Sob outro espectro, Janaína e Alilian também situam dificuldades quanto à manutenção do espaço. Para superá-las, estão conseguindo permanecer com a equipe de mediadores e auxiliares e contam com o apoio da associação do bairro. “Mas cada dia está mais difícil. Estamos aguardando a liberação de recursos da Lei Aldir Blanc, que terá um eixo de manutenção dos espaços culturais”.

“Além disso, buscamos parceiros e estamos contribuindo com doações de cestas, material de limpeza e higiene e também kits de materiais pedagógicos para a realização de atividades. Na semana passada, iniciamos a entrega do kit Meu Diário na Quarentena. Assim, as crianças terão maiores condições de desenvolver o que propomos”, sublinham.

Fomento

No bairro Jardim Iracema, a biblioteca comunitária Mundo Jovem até de um arraiá literário virtual participou como forma de continuar despertando no público o gosto pelo saber. “No evento, ensinávamos a fazer comidas típicas, passos de danças juninas, música, artesanato e mediação de leitura”, enumera Kaciane Silva, profissional do livro atuante no espaço.

Ela diz que, nas plataformas digitais da biblioteca, são inseridas informações sobre a Covid-19 a partir da indicação de obras, leituras e autores.
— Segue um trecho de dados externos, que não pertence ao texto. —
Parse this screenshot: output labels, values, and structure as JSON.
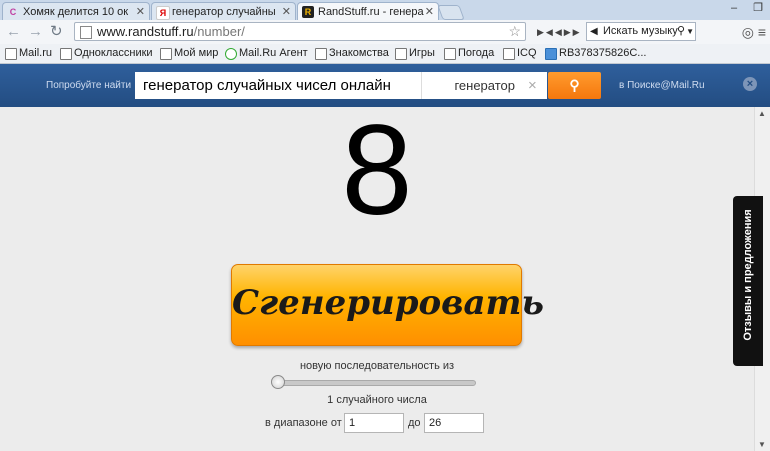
{
  "browser": {
    "tabs": [
      {
        "title": "Хомяк делится 10 ок",
        "favicon": "hamster-favicon"
      },
      {
        "title": "генератор случайны",
        "favicon": "yandex-favicon"
      },
      {
        "title": "RandStuff.ru - генера",
        "favicon": "randstuff-favicon"
      }
    ],
    "url_domain": "www.randstuff.ru",
    "url_path": "/number/",
    "music_placeholder": "Искать музыку",
    "bookmarks": [
      "Mail.ru",
      "Одноклассники",
      "Мой мир",
      "Mail.Ru Агент",
      "Знакомства",
      "Игры",
      "Погода",
      "ICQ",
      "RB378375826C..."
    ]
  },
  "searchbar": {
    "try_label": "Попробуйте найти",
    "query": "генератор случайных чисел онлайн",
    "category": "генератор",
    "in_mail_label": "в Поиске@Mail.Ru"
  },
  "main": {
    "result": "8",
    "generate_label": "Сгенерировать",
    "sequence_label": "новую последовательность из",
    "count_label": "1 случайного числа",
    "range_from_label": "в диапазоне от",
    "range_from_value": "1",
    "range_to_label": "до",
    "range_to_value": "26",
    "feedback_label": "Отзывы и предложения",
    "slider_value": 1
  },
  "colors": {
    "accent": "#ff9500",
    "search_bar": "#2a5690"
  }
}
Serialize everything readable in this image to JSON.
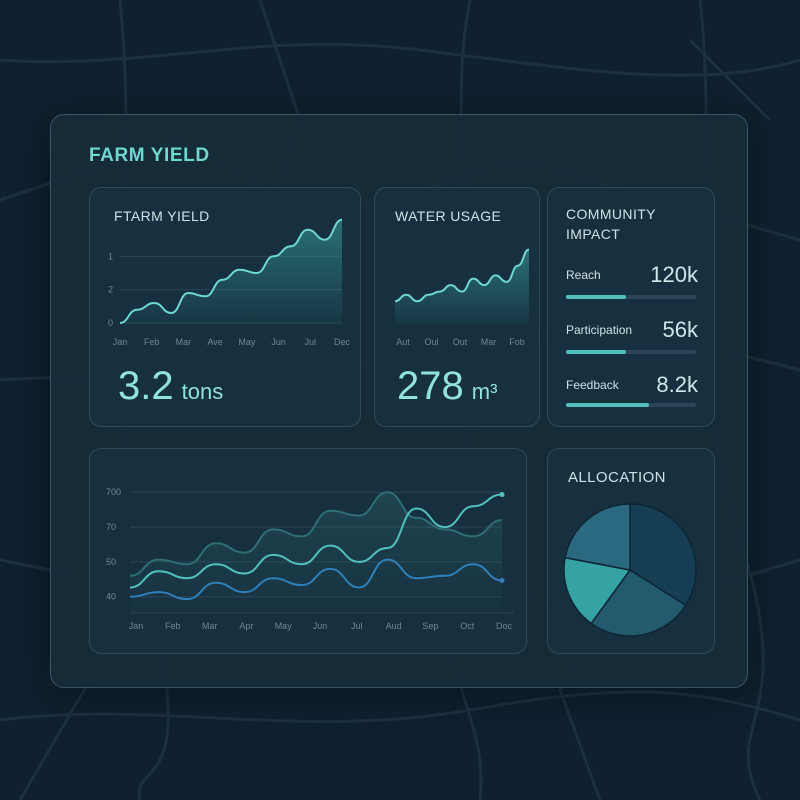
{
  "page": {
    "title": "FARM YIELD"
  },
  "colors": {
    "accent": "#6fd6d0",
    "teal": "#52c0bd",
    "blue": "#2f7fb8",
    "dark_teal": "#2f6f73"
  },
  "farm_card": {
    "title": "FTARM YIELD",
    "value": "3.2",
    "unit": "tons"
  },
  "water_card": {
    "title": "WATER USAGE",
    "value": "278",
    "unit": "m³"
  },
  "community": {
    "title_line1": "COMMUNITY",
    "title_line2": "IMPACT",
    "metrics": [
      {
        "label": "Reach",
        "value": "120k",
        "progress": 0.46
      },
      {
        "label": "Participation",
        "value": "56k",
        "progress": 0.46
      },
      {
        "label": "Feedback",
        "value": "8.2k",
        "progress": 0.64
      }
    ]
  },
  "allocation": {
    "title": "ALLOCATION"
  },
  "chart_data": [
    {
      "type": "area",
      "title": "FTARM YIELD",
      "categories": [
        "Jan",
        "Feb",
        "Mar",
        "Ave",
        "May",
        "Jun",
        "Jul",
        "Dec"
      ],
      "y_ticks": [
        "0",
        "2",
        "1"
      ],
      "y_range": [
        0,
        3
      ],
      "series": [
        {
          "values": [
            0.0,
            0.4,
            0.6,
            0.3,
            0.9,
            0.8,
            1.3,
            1.6,
            1.5,
            2.0,
            2.3,
            2.8,
            2.5,
            3.1
          ]
        }
      ],
      "grid": true
    },
    {
      "type": "area",
      "title": "WATER USAGE",
      "categories": [
        "Aut",
        "Oul",
        "Out",
        "Mar",
        "Fob"
      ],
      "series": [
        {
          "values": [
            0.7,
            0.9,
            0.7,
            0.9,
            1.0,
            1.2,
            1.0,
            1.4,
            1.2,
            1.5,
            1.3,
            1.8,
            2.3
          ]
        }
      ],
      "y_range": [
        0,
        2.5
      ],
      "grid": false
    },
    {
      "type": "line",
      "categories": [
        "Jan",
        "Feb",
        "Mar",
        "Apr",
        "May",
        "Jun",
        "Jul",
        "Aud",
        "Sep",
        "Oct",
        "Doc"
      ],
      "y_ticks": [
        "40",
        "50",
        "70",
        "700"
      ],
      "y_tick_values": [
        40,
        55,
        70,
        85
      ],
      "y_range": [
        33,
        95
      ],
      "grid": true,
      "series": [
        {
          "color": "#2f6f73",
          "values": [
            49,
            56,
            54,
            63,
            59,
            69,
            66,
            77,
            75,
            85,
            74,
            69,
            66,
            73
          ]
        },
        {
          "color": "#52c0bd",
          "values": [
            44,
            51,
            48,
            54,
            50,
            58,
            54,
            62,
            55,
            61,
            78,
            70,
            79,
            84
          ]
        },
        {
          "color": "#2f7fb8",
          "values": [
            40,
            42,
            39,
            46,
            42,
            48,
            45,
            52,
            44,
            56,
            48,
            49,
            54,
            47
          ]
        }
      ]
    },
    {
      "type": "pie",
      "title": "ALLOCATION",
      "series": [
        {
          "values": [
            34,
            26,
            18,
            22
          ]
        }
      ],
      "colors": [
        "#153e54",
        "#245a6e",
        "#35a2a3",
        "#2b6980"
      ]
    }
  ]
}
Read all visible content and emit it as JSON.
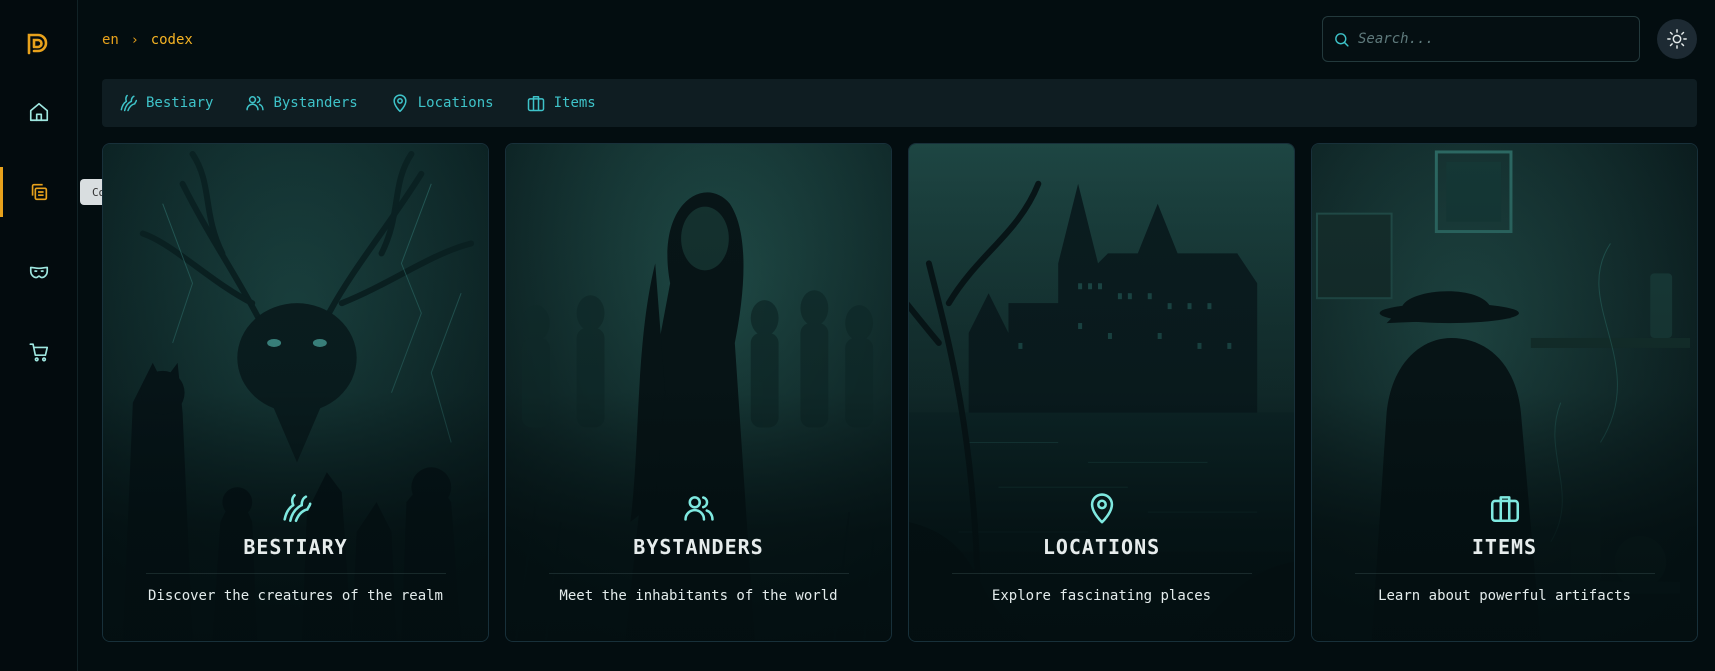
{
  "breadcrumb": {
    "root": "en",
    "separator": "›",
    "current": "codex"
  },
  "search": {
    "placeholder": "Search...",
    "value": ""
  },
  "sidebar": {
    "items": [
      {
        "name": "home",
        "icon": "home-icon"
      },
      {
        "name": "codex",
        "icon": "codex-icon",
        "active": true
      },
      {
        "name": "masks",
        "icon": "mask-icon"
      },
      {
        "name": "shop",
        "icon": "cart-icon"
      }
    ],
    "tooltip": "Codex"
  },
  "tabs": [
    {
      "label": "Bestiary",
      "icon": "claw-icon"
    },
    {
      "label": "Bystanders",
      "icon": "users-icon"
    },
    {
      "label": "Locations",
      "icon": "map-pin-icon"
    },
    {
      "label": "Items",
      "icon": "briefcase-icon"
    }
  ],
  "cards": [
    {
      "title": "BESTIARY",
      "description": "Discover the creatures of the realm",
      "icon": "claw-icon"
    },
    {
      "title": "BYSTANDERS",
      "description": "Meet the inhabitants of the world",
      "icon": "users-icon"
    },
    {
      "title": "LOCATIONS",
      "description": "Explore fascinating places",
      "icon": "map-pin-icon"
    },
    {
      "title": "ITEMS",
      "description": "Learn about powerful artifacts",
      "icon": "briefcase-icon"
    }
  ],
  "colors": {
    "accent": "#e8a21c",
    "teal": "#3ec3c9",
    "background": "#030d10",
    "panel": "#0f1d22"
  }
}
Transmissões ao vivo sobre temáticas voltadas para a literatura também estão entre as ações realizadas, e os organizadores da casa passaram a se encontrar semanalmente em reuniões on-line para traçar estratégias e compartilhar conteúdos. 

“Outra atividade são as gravações das mediações de leitura. Esse material é enviado individualmente para os leitores e eles sempre devolvem com feedbacks sobre a história que foi contada”, conta Kaciane. “O bairro no qual a biblioteca está inserido foi muito atingido pela pandemia, o que deixou a comunidade bem tensa. Dentre os frequentadores que conseguimos manter contato, identificamos vários que estão sendo impactados”, conta a mediadora de leitura.
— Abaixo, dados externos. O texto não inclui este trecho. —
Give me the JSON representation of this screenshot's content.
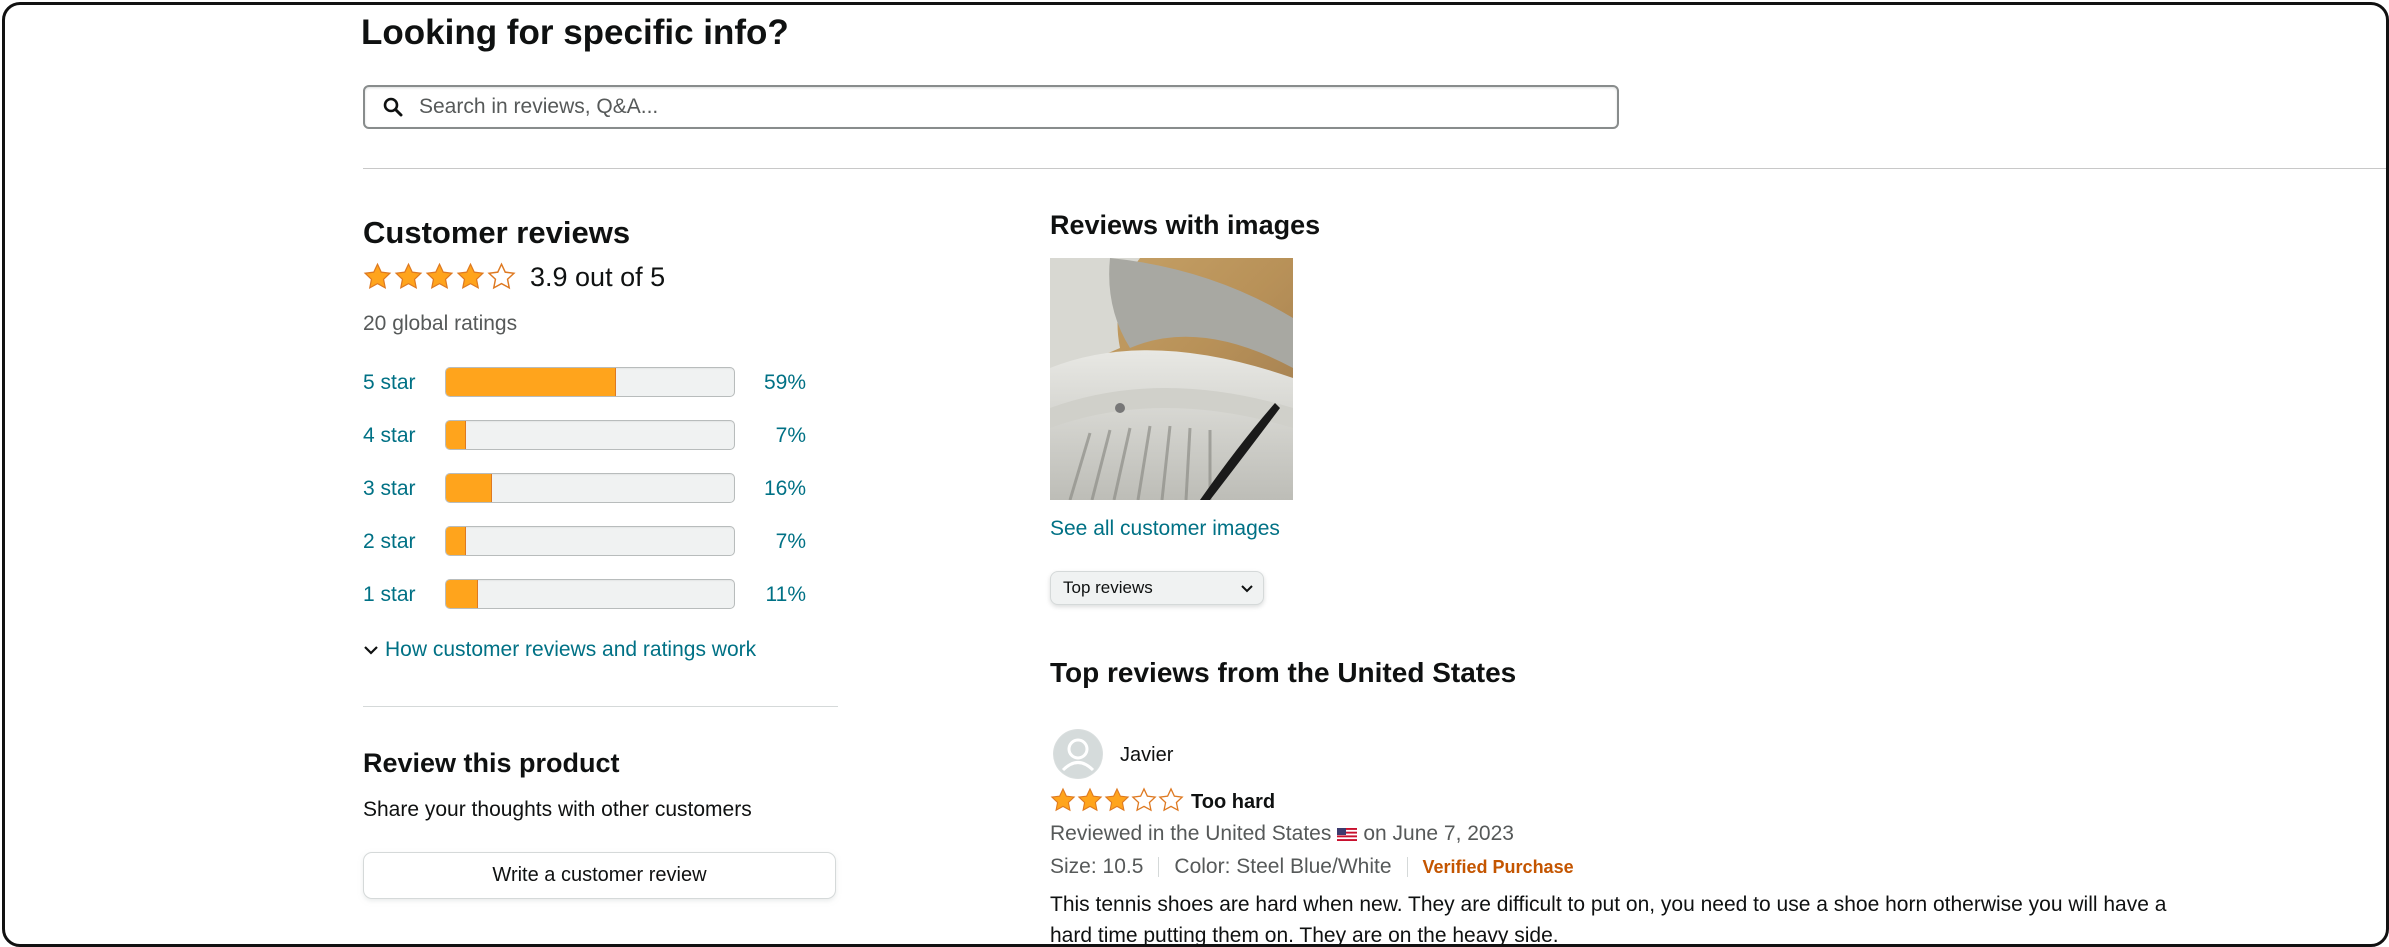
{
  "search": {
    "heading": "Looking for specific info?",
    "placeholder": "Search in reviews, Q&A..."
  },
  "summary": {
    "heading": "Customer reviews",
    "rating": 3.9,
    "rating_text": "3.9 out of 5",
    "global_ratings": "20 global ratings",
    "histogram": [
      {
        "label": "5 star",
        "percent": 59,
        "percent_text": "59%"
      },
      {
        "label": "4 star",
        "percent": 7,
        "percent_text": "7%"
      },
      {
        "label": "3 star",
        "percent": 16,
        "percent_text": "16%"
      },
      {
        "label": "2 star",
        "percent": 7,
        "percent_text": "7%"
      },
      {
        "label": "1 star",
        "percent": 11,
        "percent_text": "11%"
      }
    ],
    "how_link": "How customer reviews and ratings work"
  },
  "review_product": {
    "heading": "Review this product",
    "subtext": "Share your thoughts with other customers",
    "button_label": "Write a customer review"
  },
  "images_section": {
    "heading": "Reviews with images",
    "see_all": "See all customer images"
  },
  "sort": {
    "selected": "Top reviews"
  },
  "top_reviews": {
    "heading": "Top reviews from the United States",
    "review": {
      "reviewer": "Javier",
      "stars": 3,
      "title": "Too hard",
      "reviewed_prefix": "Reviewed in the United States",
      "reviewed_date": "on June 7, 2023",
      "size": "Size: 10.5",
      "color": "Color: Steel Blue/White",
      "verified": "Verified Purchase",
      "body": "This tennis shoes are hard when new. They are difficult to put on, you need to use a shoe horn otherwise you will have a hard time putting them on. They are on the heavy side."
    }
  },
  "colors": {
    "star": "#ffa41c",
    "link": "#007185",
    "verified": "#c45500"
  }
}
A rede Jangada Literária, na qual a biblioteca faz parte, tem fortalecido iniciativas da casa e de outras 11 dedicadas à leitura na cidade por meio de campanhas. “Neste começo de semestre, estamos traçando pontos estratégicos para a retomada das atividades parcialmente, como os empréstimos de livros, sempre tomando os cuidados necessários”, afirma. 

“A maior lição que tirei desse momento é a importância da biblioteca para a comunidade. Muitas famílias falaram da dificuldade do acesso ao livro neste tempo, já que o único meio para isso era a biblioteca. Somos também ferramenta de auxílio para as pessoas que desenvolveram ou já tinham transtornos psicológicos. Muitas afirmaram que a leitura diminui os sintomas e ajuda a enfrentar esse complicado tempo”, conclui.

Serviço
Empréstimo presencial de livros na biblioteca comunitária Livro Livre Curió
Diariamente, das 9h às 20h. Capacidade máxima: 7 pessoas. Rua George Sosa, 109, e Rua Leonice Aguiar, 330, Lagoa Redonda. Contato: (85) 3212-5336.